I agree with this. I also don't O during PIV but have no desire to use a vibrator when with my husband, I want him in me not a toy. I O during oral sex and then we do PIV. After I O during oral sex I'm so sensitive there I can't handle being touched any other way but PIV because it's not a direct touch.


----------



## UMP (Dec 23, 2014)

alexm said:


> I think what FW was saying above (and that I agree with) is that this should be up to your wife. She doesn't have to talk about this with you. Just have sex like you normally do, and if she wants the vibrator, she can get it/ask for it. If she's too shy (or whatever) to do this during sex, then frankly, it's her prerogative, not yours.
> 
> While your "job" is to please your wife during sex (and hopefully vice versa) it is also her job and yours to communicate what each of you want whilst having sex. Again, if she's too shy or embarrassed to communicate what she wants during sex with her husband, that's her prerogative.
> 
> ...


I think for my wife, and possibly yours, asking takes the mystique away. I found out one day, 20 some years into our marriage that my wife likes to be taken. What she likes (sometimes) is, afternoon, kids in house, she's folding laundry and has not taken a shower. I lock the bedroom door, pick her up and start ripping her clothes off. I just tried this one day, for the hell of it and she about fell off the bed in pleasure after a total of 5 minutes work.

She never ONCE told me this, never even hinted. She WANTS me to figure it out on my own. Nothing will kill this type of a moment faster than her telling me "lock the door, and do this." It kills the spontaneity. Learn, adapt, apply.


----------



## MissScarlett (May 22, 2013)

I've recently found the earth shattering orgasm that can be had with a vibrator coupled with penetration. Not really like anything I could duplicate on my own. 

My DH started bringing the vibrator out because it was taking quite a lo of oral to get me there. At first it was MY concern it was going to get harder to accomplish without the vibrator. But then I started being swayed to it just because it was so much more intense. 

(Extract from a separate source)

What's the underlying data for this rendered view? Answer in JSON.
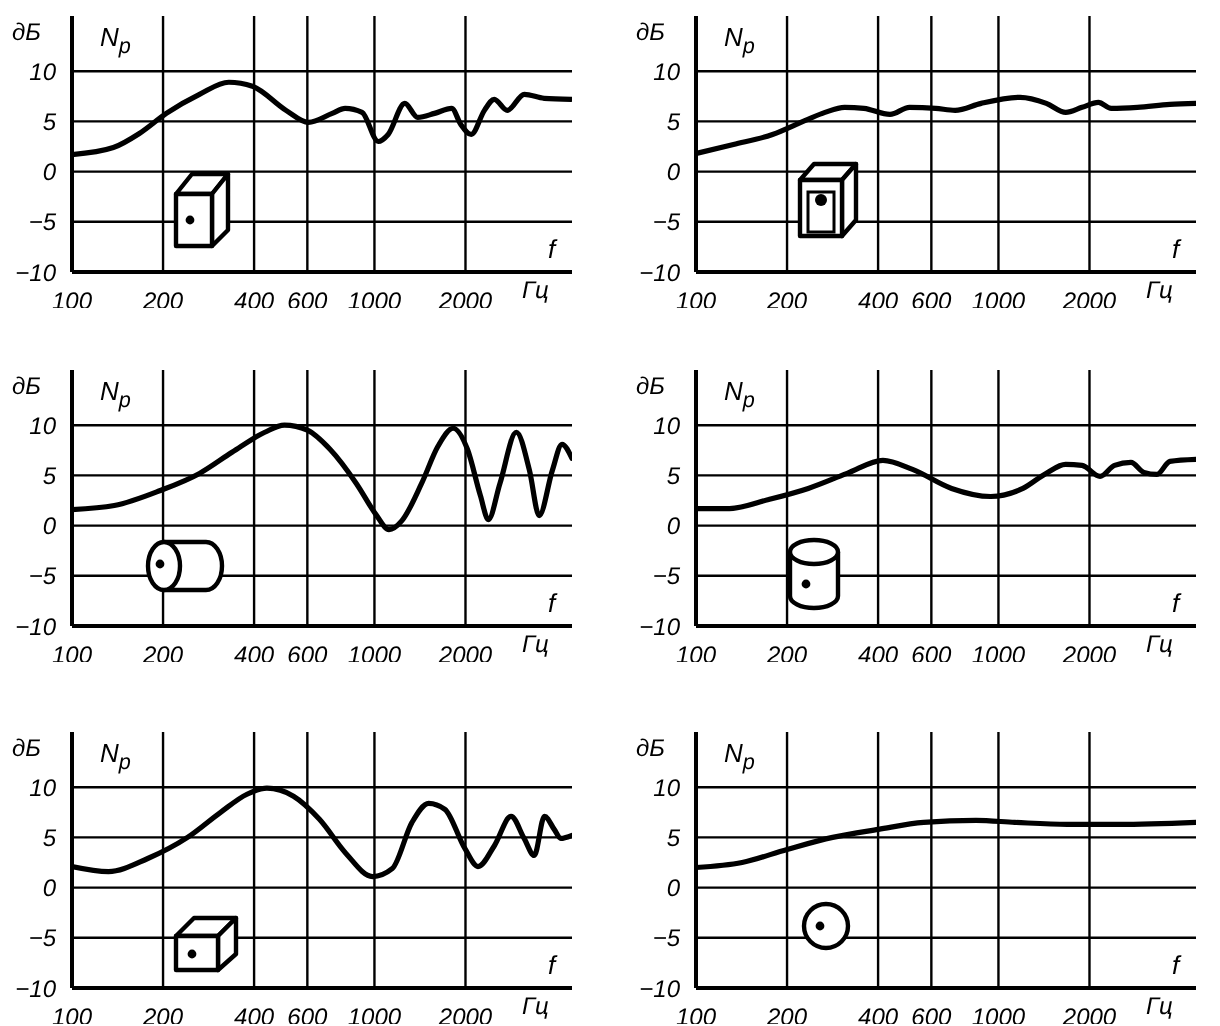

This is neither here nor there except that for decades I couldn't talk to my DH about sex (he wouldn't talk) and now I'm glad I'm over it and just can tell him things. I'd still be game without the vibrator but since he seems to prefer that and half the oral, ok.


----------



## FatherofTwo (Dec 6, 2014)

My wife at times bring out her toy while we're having PIV and in my humble opinion she has the most earth shattering orgasms when we do. I don't mind taking it more often but she prefers not to ????

Not sure if she doesn't want to show how much she enjoys it while we're at it or afraid of being desensitized where she won't be able to O without it !??!


----------



## T&T (Nov 16, 2012)

MissScarlett said:


> I've recently found the earth shattering orgasm that can be had with a vibrator coupled with penetration. Not really like anything I could duplicate on my own.
> 
> My DH started bringing the vibrator out because it was taking quite a lo of oral to get me there. At first it was MY concern it was going to get harder to accomplish without the vibrator. But then I started being swayed to it just because it was so much more intense.
> 
> This is neither here nor there except that for decades I couldn't talk to my DH about sex (he wouldn't talk) and now I'm glad I'm over it and just can tell him things. I'd still be game without the vibrator but since he seems to prefer that and half the oral, ok.


MS, I'm very pleased to hear that you and you H have worked things out. 

UMP, we have a few toys and use them sparingly just to mix things up. My W has told me she uses vibes by herself on occasion too.


----------